Im Fall der Kündigung wegen häufiger Kurzerkrankungen müssen zum Zeitpunkt des Zugangs der Kündigung objektive Tatsachen vorliegen, die die ernste Besorgnis weiterer Erkrankungen im bisherigen Umfang rechtfertigen. Erst nach Zugang der Kündigung eingetretene weitere Umstände können nicht berücksichtigt werden. Hinsichtlich der anzustellenden Prognose können häufige Kurzerkrankungen in der Vergangenheit für ein entsprechendes Erscheinungsbild in der Zukunft sprechen. Jedoch scheiden für eine Prognose solche Erkrankungen aus, bei denen keine Wiederholungsgefahr besteht, wie etwa ausgeheilte Leiden, Unfälle und sonstige offenkundige einmalige Gesundheitsschäden. Fehlzeiten in der Vergangenheit, die eine Indizwirkung entfalten sollen, müssen sich über einen Zeitraum von mindestens zwei Jahren erstrecken. Im Übrigen ist für die Prognose zu berücksichtigen, ob die Erkrankungen eine steigende, gleichbleibende oder fallende Tendenz aufweisen; ob sie mit einer gewissen Häufigkeit und einer gewissen Regelmäßigkeit auftreten. (KR-Griebeling, 8. Auflage, § 1
KSchG, Randziffer 331;
BAG, Urteil vom 06. September 1989 -
2 AZR 19/89 -, EzA § 1
KSchG Krankheit Nr 26, Rz. 41)
Stehen die in der Vergangenheit angefallenen krankheitsbedingten Fehlzeiten des Arbeitnehmers, ihre jeweilige Dauer und ihre Ursache fest, hat der Tatrichter nach § 286
ZPO zu entscheiden, ob diese Umstände die Annahme entsprechender Ausfälle in der Zukunft rechtfertigen.
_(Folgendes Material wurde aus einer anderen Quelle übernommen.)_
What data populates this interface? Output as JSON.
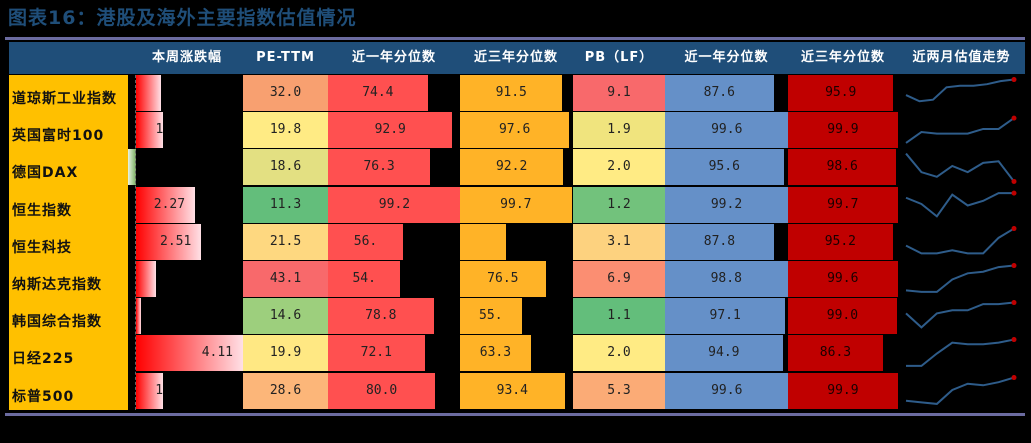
{
  "title": "图表16：港股及海外主要指数估值情况",
  "colors": {
    "header_bg": "#1f4e79",
    "name_bg": "#ffc000",
    "pct1y_pe": "#ff5050",
    "pct3y_pe": "#ffb327",
    "pct1y_pb": "#6590c8",
    "pct3y_pb": "#c00000",
    "spark_line": "#2e5c8a",
    "spark_dot": "#c00000"
  },
  "header": {
    "weekly_change": "本周涨跌幅",
    "pe_ttm": "PE-TTM",
    "pe_pct_1y": "近一年分位数",
    "pe_pct_3y": "近三年分位数",
    "pb_lf": "PB（LF）",
    "pb_pct_1y": "近一年分位数",
    "pb_pct_3y": "近三年分位数",
    "trend": "近两月估值走势"
  },
  "rows": [
    {
      "name": "道琼斯工业指数",
      "weekly": "",
      "weekly_val": 0.95,
      "pe": "32.0",
      "pe_color": "#f8a070",
      "pe1": "74.4",
      "pe3": "91.5",
      "pb": "9.1",
      "pb_color": "#f8696b",
      "pb1": "87.6",
      "pb3": "95.9",
      "spark": [
        0.55,
        0.75,
        0.7,
        0.3,
        0.25,
        0.25,
        0.2,
        0.1,
        0.05
      ]
    },
    {
      "name": "英国富时100",
      "weekly": "1",
      "weekly_val": 1.05,
      "pe": "19.8",
      "pe_color": "#ffeb84",
      "pe1": "92.9",
      "pe3": "97.6",
      "pb": "1.9",
      "pb_color": "#f0e47e",
      "pb1": "99.6",
      "pb3": "99.9",
      "spark": [
        0.9,
        0.55,
        0.6,
        0.6,
        0.6,
        0.45,
        0.45,
        0.1
      ]
    },
    {
      "name": "德国DAX",
      "weekly": "",
      "weekly_val": -0.08,
      "pe": "18.6",
      "pe_color": "#e3e082",
      "pe1": "76.3",
      "pe3": "92.2",
      "pb": "2.0",
      "pb_color": "#ffeb84",
      "pb1": "95.6",
      "pb3": "98.6",
      "spark": [
        0.05,
        0.65,
        0.8,
        0.45,
        0.65,
        0.35,
        0.3,
        0.95
      ]
    },
    {
      "name": "恒生指数",
      "weekly": "2.27",
      "weekly_val": 2.27,
      "pe": "11.3",
      "pe_color": "#63be7b",
      "pe1": "99.2",
      "pe3": "99.7",
      "pb": "1.2",
      "pb_color": "#72c27c",
      "pb1": "99.2",
      "pb3": "99.7",
      "spark": [
        0.25,
        0.45,
        0.85,
        0.15,
        0.5,
        0.35,
        0.1,
        0.1
      ]
    },
    {
      "name": "恒生科技",
      "weekly": "2.51",
      "weekly_val": 2.51,
      "pe": "21.5",
      "pe_color": "#fed880",
      "pe1": "56.",
      "pe3": "",
      "pe3_val": 40.8,
      "pb": "3.1",
      "pb_color": "#fdd27f",
      "pb1": "87.8",
      "pb3": "95.2",
      "spark": [
        0.6,
        0.85,
        0.85,
        0.75,
        0.85,
        0.85,
        0.35,
        0.05
      ]
    },
    {
      "name": "纳斯达克指数",
      "weekly": "",
      "weekly_val": 0.75,
      "pe": "43.1",
      "pe_color": "#f8696b",
      "pe1": "54.",
      "pe3": "76.5",
      "pb": "6.9",
      "pb_color": "#fb8e72",
      "pb1": "98.8",
      "pb3": "99.6",
      "spark": [
        0.85,
        0.9,
        0.9,
        0.5,
        0.3,
        0.25,
        0.1,
        0.05
      ]
    },
    {
      "name": "韩国综合指数",
      "weekly": "",
      "weekly_val": 0.2,
      "pe": "14.6",
      "pe_color": "#9dcf7d",
      "pe1": "78.8",
      "pe3": "55.",
      "pb": "1.1",
      "pb_color": "#63be7b",
      "pb1": "97.1",
      "pb3": "99.0",
      "spark": [
        0.4,
        0.85,
        0.4,
        0.3,
        0.3,
        0.1,
        0.1,
        0.05
      ]
    },
    {
      "name": "日经225",
      "weekly": "4.11",
      "weekly_val": 4.11,
      "pe": "19.9",
      "pe_color": "#ffe883",
      "pe1": "72.1",
      "pe3": "63.3",
      "pb": "2.0",
      "pb_color": "#ffeb84",
      "pb1": "94.9",
      "pb3": "86.3",
      "spark": [
        0.9,
        0.9,
        0.5,
        0.15,
        0.2,
        0.2,
        0.15,
        0.05
      ]
    },
    {
      "name": "标普500",
      "weekly": "1",
      "weekly_val": 1.04,
      "pe": "28.6",
      "pe_color": "#fcb679",
      "pe1": "80.0",
      "pe3": "93.4",
      "pb": "5.3",
      "pb_color": "#fbab76",
      "pb1": "99.6",
      "pb3": "99.9",
      "spark": [
        0.8,
        0.85,
        0.9,
        0.45,
        0.25,
        0.3,
        0.2,
        0.05
      ]
    }
  ],
  "chart_data": {
    "type": "table",
    "title": "图表16：港股及海外主要指数估值情况",
    "columns": [
      "指数",
      "本周涨跌幅",
      "PE-TTM",
      "PE近一年分位数",
      "PE近三年分位数",
      "PB（LF）",
      "PB近一年分位数",
      "PB近三年分位数",
      "近两月估值走势"
    ],
    "rows": [
      [
        "道琼斯工业指数",
        null,
        32.0,
        74.4,
        91.5,
        9.1,
        87.6,
        95.9,
        "sparkline"
      ],
      [
        "英国富时100",
        null,
        19.8,
        92.9,
        97.6,
        1.9,
        99.6,
        99.9,
        "sparkline"
      ],
      [
        "德国DAX",
        null,
        18.6,
        76.3,
        92.2,
        2.0,
        95.6,
        98.6,
        "sparkline"
      ],
      [
        "恒生指数",
        2.27,
        11.3,
        99.2,
        99.7,
        1.2,
        99.2,
        99.7,
        "sparkline"
      ],
      [
        "恒生科技",
        2.51,
        21.5,
        56.0,
        null,
        3.1,
        87.8,
        95.2,
        "sparkline"
      ],
      [
        "纳斯达克指数",
        null,
        43.1,
        54.0,
        76.5,
        6.9,
        98.8,
        99.6,
        "sparkline"
      ],
      [
        "韩国综合指数",
        null,
        14.6,
        78.8,
        55.0,
        1.1,
        97.1,
        99.0,
        "sparkline"
      ],
      [
        "日经225",
        4.11,
        19.9,
        72.1,
        63.3,
        2.0,
        94.9,
        86.3,
        "sparkline"
      ],
      [
        "标普500",
        null,
        28.6,
        80.0,
        93.4,
        5.3,
        99.6,
        99.9,
        "sparkline"
      ]
    ]
  }
}
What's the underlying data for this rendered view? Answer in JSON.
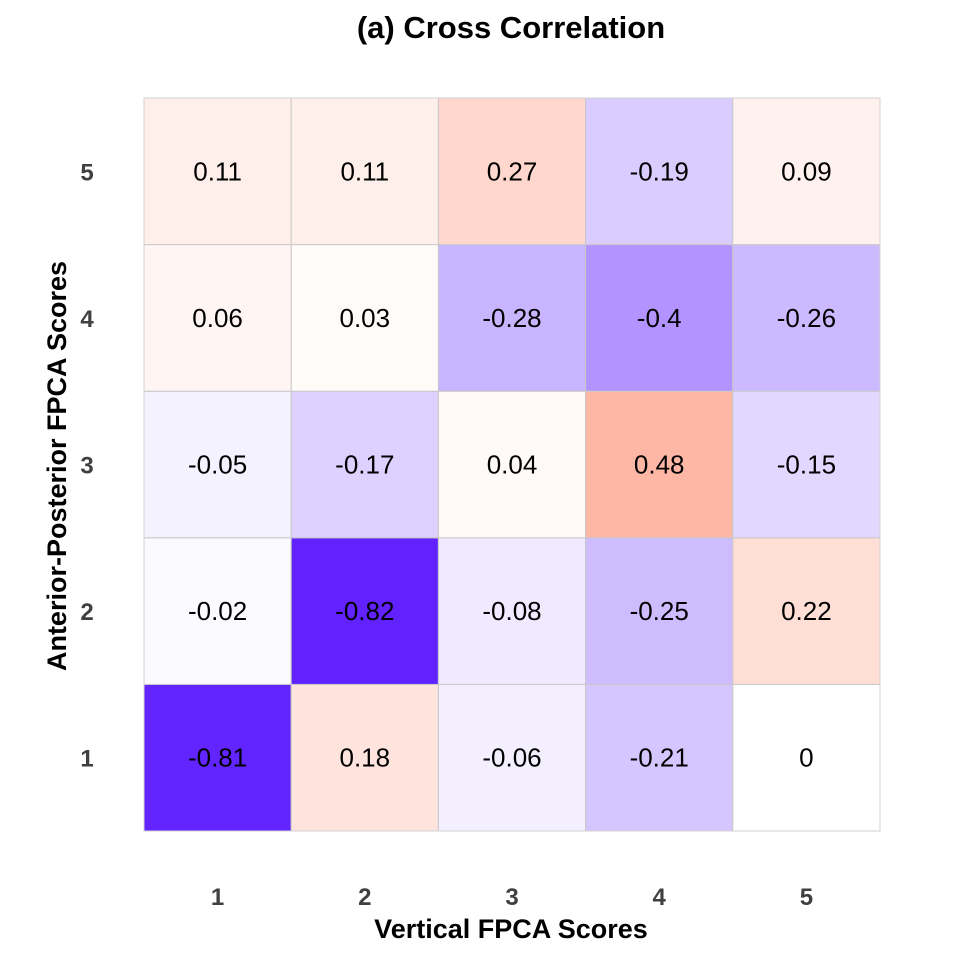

Beantragt der Arbeitnehmer die Vernehmung seiner behandelnden Ärzte als sachverständige Zeugen nur für die Krankheitsursachen und nicht auch für die von ihm behauptete positive Gesundheitsprognose, so ist der Tatrichter im Rahmen seines Ermessens nach § 144
ZPO nur dann zur Erhebung von Sachverständigenbeweis verpflichtet, wenn ihm die Sachkunde zur Prüfung fehlt, ob der bisherige Krankheitsverlauf ausreichende Indizien für eine negative Prognose enthält (
BAG, Urteil vom 06. September 1989 -
2 AZR 19/89 -, NZA 1990, 307).
Sodann ist in der zweiten Stufe zu überprüfen, ob sich aus den für die Zukunft zu erwartenden Arbeitsunfähigkeitszeiten erhebliche Beeinträchtigungen der betrieblichen Interessen ergeben. Erhebliche Beeinträchtigungen der betrieblichen Interessen können bei Vorliegen erheblicher wirtschaftlicher Belastungen gegeben sein. Hierfür kommen auch Lohnfortzahlungskosten für den erkrankten Arbeitnehmer in Betracht. Erheblich sind die wirtschaftlichen Belastungen dann, wenn für den erkrankten Arbeitnehmer jährlich Lohnfortzahlungskosten für einen Zeitraum von mehr als 6 Wochen aufzuwenden sind. Dies gilt auch dann, wenn die Fehlzeiten des Arbeitnehmers zu keinen Betriebsablaufstörungen führen und der Arbeitgeber keine Personalreserve vorhält.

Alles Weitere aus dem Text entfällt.